His London debut was in Where There's a Will, at the Garrick in 1955. The late 1950s saw him distinguishing himself at Stratford, as Mercutio in Romeo and Juliet, and Laertes in Hamlet, then enjoying a popular success in Rattle of a Simple Man, opposite Sheila Hancock, at the Garrick in London in 1962. He went to Broadway with the play the following year and appeared there in two more shows in the mid-60s: High Spirits and The Best Laid Plans.

Woodward came back to Nottingham at a time when its new theatre, the Playhouse, was run by the distinguished actor John Neville, then making a reputation both for the classics and the experimental demands of the times. Woodward appeared there in Measure for Measure and Private Lives in 1965.

Money never appeared to be a prime motivator for Woodward. When he joined the National Theatre Company in 1969, after making a series of Callan and appearing at the Palace theatre in London in Two Cities, it was at great financial cost. But he explained that at the Old Vic – where the National Theatre was then located – he would have the right to fail, a concept foreign to the Americans, whose attitude was "enough to drive anyone right round the bend". His Flamineo in Frank Dunlop's 1971 production of The White Devil was well received, but he wanted to be a star.

The key to popular success, without sacrificing his family – he had two sons and one daughter by his first wife, Venetia Collett (the actor Venetia Barrett) – seemed to be television. His work in the medium included The Bass Player and the Blonde (1978); Winston Churchill – The Wilderness Years (1981), in which he was Sir Samuel Hoare; and the Cold War thriller Codename: Kyril (1988). There were also roles as F Scott Fitzgerald, the Ghost of Christmas Present (in a 1984 production of A Christmas Carol) and Sherlock Holmes.

On the big screen, Woodward will perhaps be best remembered for his role in the cult horror film The Wicker Man (1973), directed by Robin Hardy. Woodward played the uptight, strongly religious police sergeant, Howie, sent to a remote Scottish island to investigate the mysterious disappearance of a young girl. The film, which co-starred Christopher Lee as the island's formidable lord, had a troubled production and was heavily cut for its release. But its popularity grew and a restored, extended version sealed its reputation. A 2006 remake starred Nicolas Cage in Woodward's role.

In 1978 Woodward was appointed OBE. He took the title role as a court-martialled lieutenant in the Boer war film Breaker Morant (1980), directed by Bruce Beresford, and starred in the 1982 SAS thriller Who Dares Wins, a big UK hit. His work as a singer was less well known, but he made 12 records and three as a reader of poetry, in addition to an acting career which won him more than 20 top awards.

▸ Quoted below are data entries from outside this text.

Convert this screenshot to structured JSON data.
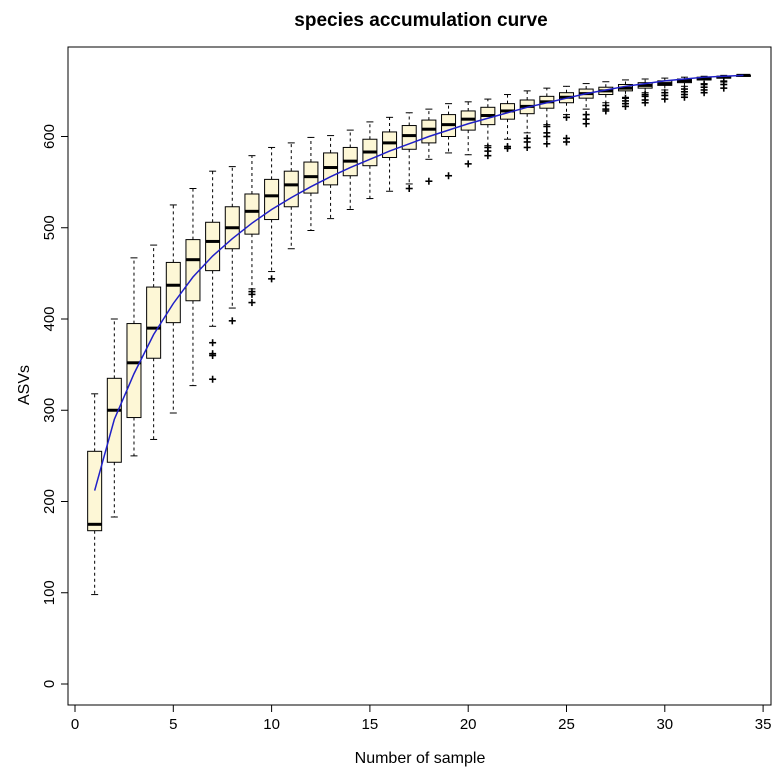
{
  "chart_data": {
    "type": "box",
    "title": "species accumulation curve",
    "xlabel": "Number of sample",
    "ylabel": "ASVs",
    "xlim": [
      0,
      35
    ],
    "ylim": [
      0,
      670
    ],
    "xticks": [
      0,
      5,
      10,
      15,
      20,
      25,
      30,
      35
    ],
    "yticks": [
      0,
      100,
      200,
      300,
      400,
      500,
      600
    ],
    "grid": false,
    "colors": {
      "box_fill": "#fdf7d6",
      "mean_line": "#2020c8",
      "outline": "#000000"
    },
    "mean_curve": {
      "x": [
        1,
        2,
        3,
        4,
        5,
        6,
        7,
        8,
        9,
        10,
        11,
        12,
        13,
        14,
        15,
        16,
        17,
        18,
        19,
        20,
        21,
        22,
        23,
        24,
        25,
        26,
        27,
        28,
        29,
        30,
        31,
        32,
        33,
        34
      ],
      "y": [
        212,
        290,
        340,
        383,
        417,
        446,
        469,
        488,
        505,
        520,
        533,
        545,
        556,
        566,
        575,
        584,
        592,
        600,
        607,
        614,
        620,
        626,
        632,
        637,
        642,
        647,
        651,
        655,
        658,
        661,
        663,
        665,
        666,
        667
      ]
    },
    "boxes": [
      {
        "x": 1,
        "min": 98,
        "q1": 168,
        "median": 175,
        "q3": 255,
        "max": 318,
        "outliers": []
      },
      {
        "x": 2,
        "min": 183,
        "q1": 243,
        "median": 300,
        "q3": 335,
        "max": 400,
        "outliers": []
      },
      {
        "x": 3,
        "min": 250,
        "q1": 292,
        "median": 352,
        "q3": 395,
        "max": 467,
        "outliers": []
      },
      {
        "x": 4,
        "min": 268,
        "q1": 357,
        "median": 390,
        "q3": 435,
        "max": 481,
        "outliers": []
      },
      {
        "x": 5,
        "min": 297,
        "q1": 396,
        "median": 437,
        "q3": 462,
        "max": 525,
        "outliers": []
      },
      {
        "x": 6,
        "min": 327,
        "q1": 420,
        "median": 465,
        "q3": 487,
        "max": 543,
        "outliers": []
      },
      {
        "x": 7,
        "min": 392,
        "q1": 453,
        "median": 485,
        "q3": 506,
        "max": 562,
        "outliers": [
          374,
          362,
          360,
          334
        ]
      },
      {
        "x": 8,
        "min": 412,
        "q1": 477,
        "median": 500,
        "q3": 523,
        "max": 567,
        "outliers": [
          398
        ]
      },
      {
        "x": 9,
        "min": 433,
        "q1": 493,
        "median": 518,
        "q3": 537,
        "max": 579,
        "outliers": [
          430,
          427,
          418
        ]
      },
      {
        "x": 10,
        "min": 452,
        "q1": 509,
        "median": 535,
        "q3": 553,
        "max": 588,
        "outliers": [
          444
        ]
      },
      {
        "x": 11,
        "min": 477,
        "q1": 523,
        "median": 547,
        "q3": 562,
        "max": 593,
        "outliers": []
      },
      {
        "x": 12,
        "min": 497,
        "q1": 538,
        "median": 556,
        "q3": 572,
        "max": 599,
        "outliers": []
      },
      {
        "x": 13,
        "min": 510,
        "q1": 547,
        "median": 566,
        "q3": 582,
        "max": 601,
        "outliers": []
      },
      {
        "x": 14,
        "min": 520,
        "q1": 557,
        "median": 573,
        "q3": 588,
        "max": 607,
        "outliers": []
      },
      {
        "x": 15,
        "min": 532,
        "q1": 568,
        "median": 583,
        "q3": 597,
        "max": 616,
        "outliers": []
      },
      {
        "x": 16,
        "min": 540,
        "q1": 577,
        "median": 593,
        "q3": 605,
        "max": 621,
        "outliers": []
      },
      {
        "x": 17,
        "min": 548,
        "q1": 586,
        "median": 601,
        "q3": 612,
        "max": 626,
        "outliers": [
          543
        ]
      },
      {
        "x": 18,
        "min": 575,
        "q1": 593,
        "median": 608,
        "q3": 618,
        "max": 630,
        "outliers": [
          551
        ]
      },
      {
        "x": 19,
        "min": 582,
        "q1": 600,
        "median": 613,
        "q3": 624,
        "max": 636,
        "outliers": [
          557
        ]
      },
      {
        "x": 20,
        "min": 580,
        "q1": 607,
        "median": 619,
        "q3": 628,
        "max": 638,
        "outliers": [
          570
        ]
      },
      {
        "x": 21,
        "min": 590,
        "q1": 613,
        "median": 623,
        "q3": 632,
        "max": 641,
        "outliers": [
          588,
          584,
          579
        ]
      },
      {
        "x": 22,
        "min": 597,
        "q1": 619,
        "median": 628,
        "q3": 636,
        "max": 646,
        "outliers": [
          589,
          587
        ]
      },
      {
        "x": 23,
        "min": 604,
        "q1": 625,
        "median": 633,
        "q3": 640,
        "max": 650,
        "outliers": [
          598,
          594,
          588
        ]
      },
      {
        "x": 24,
        "min": 613,
        "q1": 631,
        "median": 638,
        "q3": 644,
        "max": 653,
        "outliers": [
          611,
          604,
          600,
          592
        ]
      },
      {
        "x": 25,
        "min": 624,
        "q1": 637,
        "median": 643,
        "q3": 648,
        "max": 655,
        "outliers": [
          621,
          598,
          594
        ]
      },
      {
        "x": 26,
        "min": 630,
        "q1": 642,
        "median": 647,
        "q3": 652,
        "max": 658,
        "outliers": [
          624,
          619,
          614
        ]
      },
      {
        "x": 27,
        "min": 637,
        "q1": 646,
        "median": 650,
        "q3": 654,
        "max": 660,
        "outliers": [
          634,
          630,
          628
        ]
      },
      {
        "x": 28,
        "min": 643,
        "q1": 650,
        "median": 653,
        "q3": 657,
        "max": 662,
        "outliers": [
          642,
          639,
          636,
          633
        ]
      },
      {
        "x": 29,
        "min": 648,
        "q1": 653,
        "median": 656,
        "q3": 659,
        "max": 663,
        "outliers": [
          646,
          644,
          640,
          637
        ]
      },
      {
        "x": 30,
        "min": 651,
        "q1": 656,
        "median": 658,
        "q3": 661,
        "max": 664,
        "outliers": [
          648,
          645,
          641
        ]
      },
      {
        "x": 31,
        "min": 655,
        "q1": 659,
        "median": 661,
        "q3": 663,
        "max": 665,
        "outliers": [
          652,
          649,
          646,
          643
        ]
      },
      {
        "x": 32,
        "min": 658,
        "q1": 662,
        "median": 663,
        "q3": 665,
        "max": 666,
        "outliers": [
          657,
          654,
          651,
          648
        ]
      },
      {
        "x": 33,
        "min": 661,
        "q1": 664,
        "median": 665,
        "q3": 666,
        "max": 667,
        "outliers": [
          660,
          657,
          653
        ]
      },
      {
        "x": 34,
        "min": 667,
        "q1": 667,
        "median": 667,
        "q3": 667,
        "max": 667,
        "outliers": []
      }
    ]
  }
}
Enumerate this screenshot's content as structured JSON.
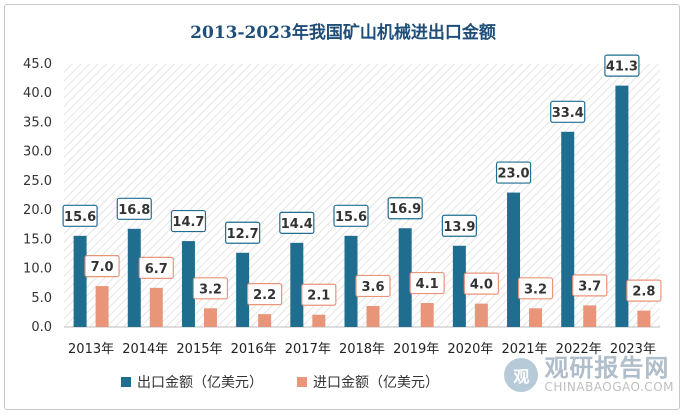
{
  "chart_data": {
    "type": "bar",
    "title": "2013-2023年我国矿山机械进出口金额",
    "categories": [
      "2013年",
      "2014年",
      "2015年",
      "2016年",
      "2017年",
      "2018年",
      "2019年",
      "2020年",
      "2021年",
      "2022年",
      "2023年"
    ],
    "series": [
      {
        "name": "出口金额（亿美元）",
        "color": "#1f6d8f",
        "values": [
          15.6,
          16.8,
          14.7,
          12.7,
          14.4,
          15.6,
          16.9,
          13.9,
          23.0,
          33.4,
          41.3
        ]
      },
      {
        "name": "进口金额（亿美元）",
        "color": "#e8957a",
        "values": [
          7.0,
          6.7,
          3.2,
          2.2,
          2.1,
          3.6,
          4.1,
          4.0,
          3.2,
          3.7,
          2.8
        ]
      }
    ],
    "ylim": [
      0,
      45
    ],
    "yticks": [
      "0.0",
      "5.0",
      "10.0",
      "15.0",
      "20.0",
      "25.0",
      "30.0",
      "35.0",
      "40.0",
      "45.0"
    ],
    "xlabel": "",
    "ylabel": "",
    "grid": false,
    "legend_position": "bottom",
    "data_labels": true
  },
  "watermark": {
    "logo_text": "观",
    "cn": "观研报告网",
    "en": "CHINABAOGAO.COM"
  }
}
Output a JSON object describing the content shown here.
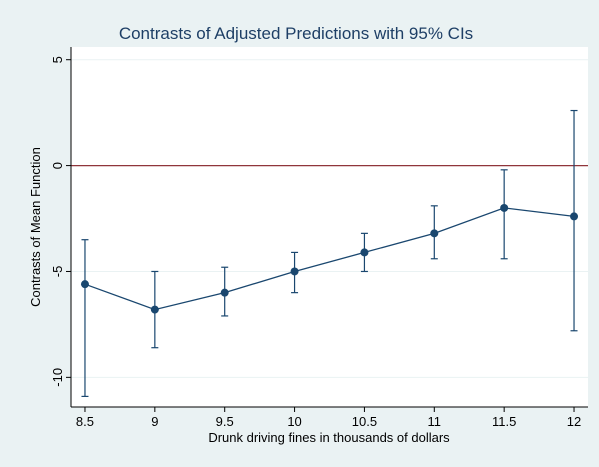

In 1987, following a divorce, he married the actor Michele Dotrice, 17 years his junior. Suffering a heart attack on returning to England after The Equalizer in the late 1980s, he cut out smoking and tried to relax more, but in 1996 suffered a further attack. He was diagnosed with prostate cancer in 2003. He continued to appear on TV and film and gently lampooned his screen persona as an overly zealous member of a neighbourhood watch group in the comedy Hot Fuzz (2007). He had a brief role in The Bill in 2008, and earlier this year he appeared in EastEnders, playing Tommy Clifford, a character harbouring a guilty secret.

He is survived by Michele and their daughter, and the three children of his first marriage.